Senator Herb Kohl (D-WI) described the problem well in his testimony last December 11 before the Senate Judiciary Committees Subcommittee on Antitrust, Competition Policy and Consumer Rights:
Far too often, court-approved secrecy agreements hide vital public health and safety information from the American public, putting lives at stake. The secrecy agreements even prevent government officials or consumer group from learning about and protecting the public from defective and dangerous products.
The following example demonstrates how this issue arises and the devastating implications secret settlements can indeed have. Back in 1996, a 7-year-old boy in Washington State took an over-the-counter medicine to treat an ear infection. Within hours, he suffered a stroke, fell into a coma, and he died 3 years later. The childs mother sued the drug manufacturer, alleging their product caused the stroke.
Unknown to the mother and to the public, many similar lawsuits alleging harm caused by this very same medicine had been secretly settled. It was not until the year 2000 that the FDA banned an ingredient found in the boys medicine. If it were not for this court secrecy in the previous lawsuits, the boys mother may well have known about the risks.
While this case is tragic, it is not unique. In these types of cases, the defendant requires the victim to agree to secrecy about all information disclosed during the litigation or else forfeit the settlement. That individual victim recovers the money that they need to pay medical costs, but, as a result, the public is often kept in the dark about potential dangers.
An even more dramatic account (in terms of the lives affected) involved faulty tires.
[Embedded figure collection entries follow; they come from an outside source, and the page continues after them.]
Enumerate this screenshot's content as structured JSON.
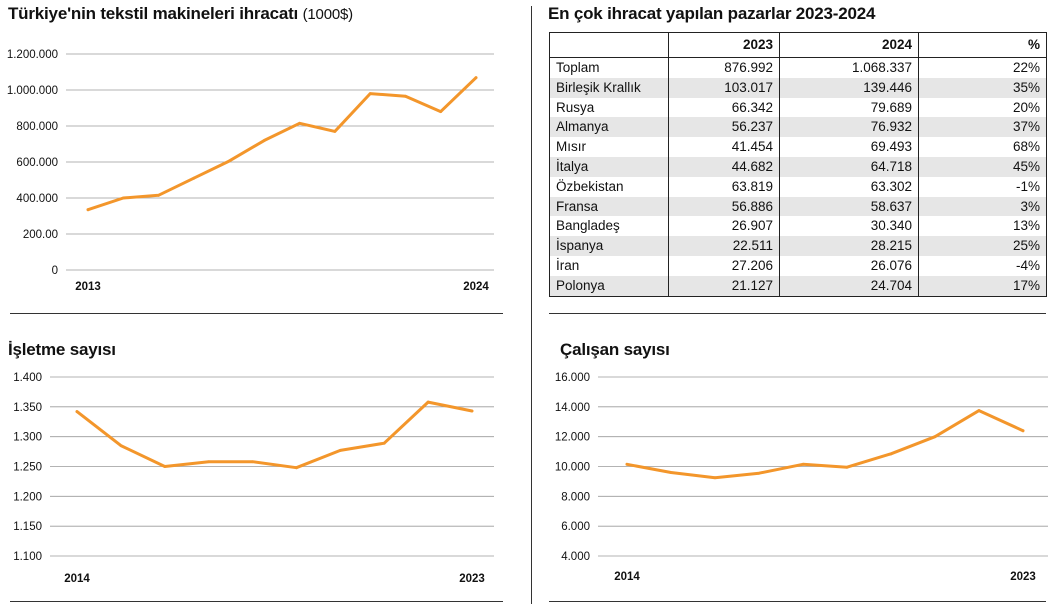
{
  "color_line": "#f3962b",
  "exports": {
    "title": "Türkiye'nin tekstil makineleri ihracatı",
    "unit": "(1000$)"
  },
  "markets": {
    "title": "En çok ihracat yapılan pazarlar 2023-2024",
    "headers": [
      "",
      "2023",
      "2024",
      "%"
    ],
    "rows": [
      [
        "Toplam",
        "876.992",
        "1.068.337",
        "22%"
      ],
      [
        "Birleşik Krallık",
        "103.017",
        "139.446",
        "35%"
      ],
      [
        "Rusya",
        "66.342",
        "79.689",
        "20%"
      ],
      [
        "Almanya",
        "56.237",
        "76.932",
        "37%"
      ],
      [
        "Mısır",
        "41.454",
        "69.493",
        "68%"
      ],
      [
        "İtalya",
        "44.682",
        "64.718",
        "45%"
      ],
      [
        "Özbekistan",
        "63.819",
        "63.302",
        "-1%"
      ],
      [
        "Fransa",
        "56.886",
        "58.637",
        "3%"
      ],
      [
        "Bangladeş",
        "26.907",
        "30.340",
        "13%"
      ],
      [
        "İspanya",
        "22.511",
        "28.215",
        "25%"
      ],
      [
        "İran",
        "27.206",
        "26.076",
        "-4%"
      ],
      [
        "Polonya",
        "21.127",
        "24.704",
        "17%"
      ]
    ]
  },
  "firms": {
    "title": "İşletme sayısı"
  },
  "employees": {
    "title": "Çalışan sayısı"
  },
  "chart_data": [
    {
      "type": "line",
      "title": "Türkiye'nin tekstil makineleri ihracatı (1000$)",
      "x": [
        "2013",
        "2014",
        "2015",
        "2016",
        "2017",
        "2018",
        "2019",
        "2020",
        "2021",
        "2022",
        "2023",
        "2024"
      ],
      "x_tick_labels": [
        "2013",
        "2024"
      ],
      "y_tick_labels": [
        "0",
        "200.00",
        "400.000",
        "600.000",
        "800.000",
        "1.000.000",
        "1.200.000"
      ],
      "ylim": [
        0,
        1200000
      ],
      "series": [
        {
          "values": [
            335000,
            400000,
            415000,
            510000,
            605000,
            720000,
            815000,
            770000,
            980000,
            965000,
            880000,
            1068337
          ]
        }
      ]
    },
    {
      "type": "line",
      "title": "İşletme sayısı",
      "x": [
        "2014",
        "2015",
        "2016",
        "2017",
        "2018",
        "2019",
        "2020",
        "2021",
        "2022",
        "2023"
      ],
      "x_tick_labels": [
        "2014",
        "2023"
      ],
      "y_tick_labels": [
        "1.100",
        "1.150",
        "1.200",
        "1.250",
        "1.300",
        "1.350",
        "1.400"
      ],
      "ylim": [
        1100,
        1400
      ],
      "series": [
        {
          "values": [
            1342,
            1285,
            1250,
            1258,
            1258,
            1248,
            1277,
            1289,
            1358,
            1343
          ]
        }
      ]
    },
    {
      "type": "line",
      "title": "Çalışan sayısı",
      "x": [
        "2014",
        "2015",
        "2016",
        "2017",
        "2018",
        "2019",
        "2020",
        "2021",
        "2022",
        "2023"
      ],
      "x_tick_labels": [
        "2014",
        "2023"
      ],
      "y_tick_labels": [
        "4.000",
        "6.000",
        "8.000",
        "10.000",
        "12.000",
        "14.000",
        "16.000"
      ],
      "ylim": [
        4000,
        16000
      ],
      "series": [
        {
          "values": [
            10150,
            9600,
            9250,
            9550,
            10150,
            9950,
            10850,
            12000,
            13750,
            12400
          ]
        }
      ]
    }
  ]
}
From 1992 to 2000, tread separations of various Bridgestone and Firestone tires were causing accidents across the country, many resulting in serious injury and even fatalities. Instead of owning up to their mistakes and acting responsibly, the company quietly settled dozens of lawsuits, most of which included secrecy settlements. It was not until 1999, when a Houston public television station broke the story, that the company ac-knowledged its wrongdoing and recalled 6.5 million tires. By then, it was too late for the more than 250 people who had died and more than 800 injured in accidents related to these defective tires.
Kohl was introducing his Sunshine in Litigation Act, under which he said,
the proponent of a protective order must demonstrate to the judges satisfaction that the order would not restrict the disclosure of information relevant to public health and safety hazards.
This legislation does not prohibit secrecy agreements across the board, for indeed there are appropriate uses for such orders, such as protecting trade secrets, and this bill makes sure that such information is kept secret. But protective orders that hide health and safety information from the public, in an effort to protect the companys reputation or its profit margin, should not be permitted.
Legislation taking the same approach to the same problem has been attempted in California several times, but so far unsuccessfully. Then Senator Bill Lockyer carried a bill in 1991 (SB 711) that was vetoed by Governor Pete Wilson. Eight years later Adam Schiff, then a Senate Democrat, introduced SB 1254, which passed its first committee but then met the fate described in a business attorneys' newsletter.
Over 100 entities registered their opposition to the measure, and the opponents were not only those in the specifically-targeted industries such as automotive and pharmaceutical manufacturers but included businesses from every sector of California's economy, from the entertainment industry, to high tech companies, to the wine industry. Each opposing company recognized that the measure, if passed, would place all California businesses at risk of losing their confidential information to competitors with the filing of each new lawsuit, regardless of merit. The opposition stalled the measure, and it was withdrawn without ever reaching a floor vote.
Similar efforts in 2001 by then Senator Martha Escutia of Los Angeles (SB 11) and Assemblyman Darrell Steinberg (AB 36) also failed to get the necessary votes.